That really is a question!
Before we go any further, this is ‘just’ a writing blog. Nothing about the dogs, no recipes, nothing about gardening, no sunset…okay maybe some sunset pictures. Mainly I’m going to muse about writing. Although, yeah, I do have some interesting garden developments.
You’ve been forewarned
I have used a prologue one time. It worked for that particular book. I worked on that
sucker for HOURS, with more input than anything I’d ever written. That prologue was intended to set up the two main characters, who would meet years later. Well, here, check it out:
It was a storybook wedding. The elite of the world’s beautiful people crowded the groom’s yacht, cruising off the south French coast. The groom’s austere face was only slightly lined, the gray at his temples adding a distinguished air. His still trim body was clothed by the establishment which had enjoyed the patronage of every male in his family since his great-grandfather. Although he conversed urbanely with his guests, his possessive gaze never left his bride.

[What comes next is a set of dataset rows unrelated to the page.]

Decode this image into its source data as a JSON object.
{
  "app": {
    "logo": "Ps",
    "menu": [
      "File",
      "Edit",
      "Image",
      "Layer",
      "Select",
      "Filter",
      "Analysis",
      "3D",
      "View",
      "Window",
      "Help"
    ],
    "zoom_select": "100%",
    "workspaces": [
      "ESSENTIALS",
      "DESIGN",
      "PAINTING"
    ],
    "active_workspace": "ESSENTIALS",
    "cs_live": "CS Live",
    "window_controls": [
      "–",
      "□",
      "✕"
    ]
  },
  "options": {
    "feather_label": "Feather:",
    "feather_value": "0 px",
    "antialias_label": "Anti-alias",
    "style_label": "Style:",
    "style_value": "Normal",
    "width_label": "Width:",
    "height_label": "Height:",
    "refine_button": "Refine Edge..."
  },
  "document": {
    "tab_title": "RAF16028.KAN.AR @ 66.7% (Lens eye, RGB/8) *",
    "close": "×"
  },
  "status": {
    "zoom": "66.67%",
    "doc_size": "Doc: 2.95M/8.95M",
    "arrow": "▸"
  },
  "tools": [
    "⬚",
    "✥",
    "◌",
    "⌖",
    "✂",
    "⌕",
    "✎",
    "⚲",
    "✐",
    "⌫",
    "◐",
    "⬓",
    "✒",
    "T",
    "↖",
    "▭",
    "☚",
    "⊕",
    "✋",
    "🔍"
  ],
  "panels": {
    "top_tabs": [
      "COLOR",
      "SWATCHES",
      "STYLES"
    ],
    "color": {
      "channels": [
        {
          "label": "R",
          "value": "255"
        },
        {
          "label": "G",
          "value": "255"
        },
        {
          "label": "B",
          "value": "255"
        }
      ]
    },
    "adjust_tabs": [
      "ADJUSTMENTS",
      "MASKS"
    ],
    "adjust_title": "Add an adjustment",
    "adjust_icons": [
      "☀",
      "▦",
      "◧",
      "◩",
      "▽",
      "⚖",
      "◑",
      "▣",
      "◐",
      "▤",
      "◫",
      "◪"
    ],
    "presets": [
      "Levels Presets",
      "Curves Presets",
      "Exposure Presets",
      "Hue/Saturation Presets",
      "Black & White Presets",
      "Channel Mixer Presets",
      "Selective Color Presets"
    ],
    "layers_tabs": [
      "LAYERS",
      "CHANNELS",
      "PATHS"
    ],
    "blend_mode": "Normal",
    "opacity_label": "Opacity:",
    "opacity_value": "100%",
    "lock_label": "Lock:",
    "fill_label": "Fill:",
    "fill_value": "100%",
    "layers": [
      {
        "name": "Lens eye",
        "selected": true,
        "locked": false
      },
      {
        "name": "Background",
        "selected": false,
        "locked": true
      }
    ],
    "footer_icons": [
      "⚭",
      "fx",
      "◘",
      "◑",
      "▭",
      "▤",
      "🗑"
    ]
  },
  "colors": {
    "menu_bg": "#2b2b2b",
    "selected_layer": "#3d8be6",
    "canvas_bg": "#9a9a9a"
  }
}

Framed in the lens of the ever-clicking camera, the bride had the lithe slenderness seen only in the very young and healthy. Delicate curves hinted at the woman she would one day become. Her short dark hair was gamine cut by the stylist who had created the look. Her make-up had been applied by the hands of the genius whose company had taken three generations of women from beautiful to gorgeous. Her lavish bouquet was of rare miniature white orchids, picked deep in the rain forests of South America and flown in for this ceremony. The lace for her veil had been created by devout hands in a convent which had produced lacework of this gossamer perfection for centuries.
The veil was secured by a pearl crown once belonging to a medieval princess. It framed a delicate, serious face dominated by enormous, hazy green eyes and a lush, slightly trembling mouth, and billowed down to hand made, four inch spike heels. By tradition the
full length veil attested to the purity of the bride, leaving no doubt in the mind of anyone attending that day that this was, indeed, a virgin bride. The diaphanous covering enhanced her bridal outfit, personally designed by the hand of the dresser of royalty. Brilliant fire opals had been meticulously applied to the hand sewn, French cut white bikini.
The fire opals were a suggestion of friend who was a college librarian and an inveterate reader. I’d originally chosen seed pearls which she insisted were far too mundane. I’m sure she was right! This is from Teach Me To Forget, a non-hyphenated Romance. No Suspense, no Fantasy. Just male-female meeting, realizing they have a fairly difficult history, and choosing to move forward together.
In this instance the prologue worked, and was balanced by a description at the end of another, entirely different, wedding. You might want to check it out, I had a blast writing it (and later slicing out pages of driving in San Francisco!)
There’s a sequel…isn’t there always…set in New Mexico. Actually mostly written. Which I’ll get to work on after this most recent Stormhaven story.
So what were we talking about? Oh, yeah, prologues. In the case of TMTF, the prologue worked, introducing two people who would meet again later. There is, of course, a wedding at the end of the book that is not nearly so sophisticated.
In A Question of Trust, which I’m editing, I started with a prologue, and had a blast writing the first chapter. Unfortunately this chapter was all about the characters from the first two Stormhaven books. Not good if I want to write about new and different people. Cut that chapter, and move on. I might share it…anyone interested?
So I’m asking readers, before I get on with edits: Prologue? No Prologue? What works best for you?
Okay, I guess I can share sunsets. Tonight’s were particularly nice:
Next, I’ll get back to gardening. I have guests coming from a long long way and I really want the place to look good!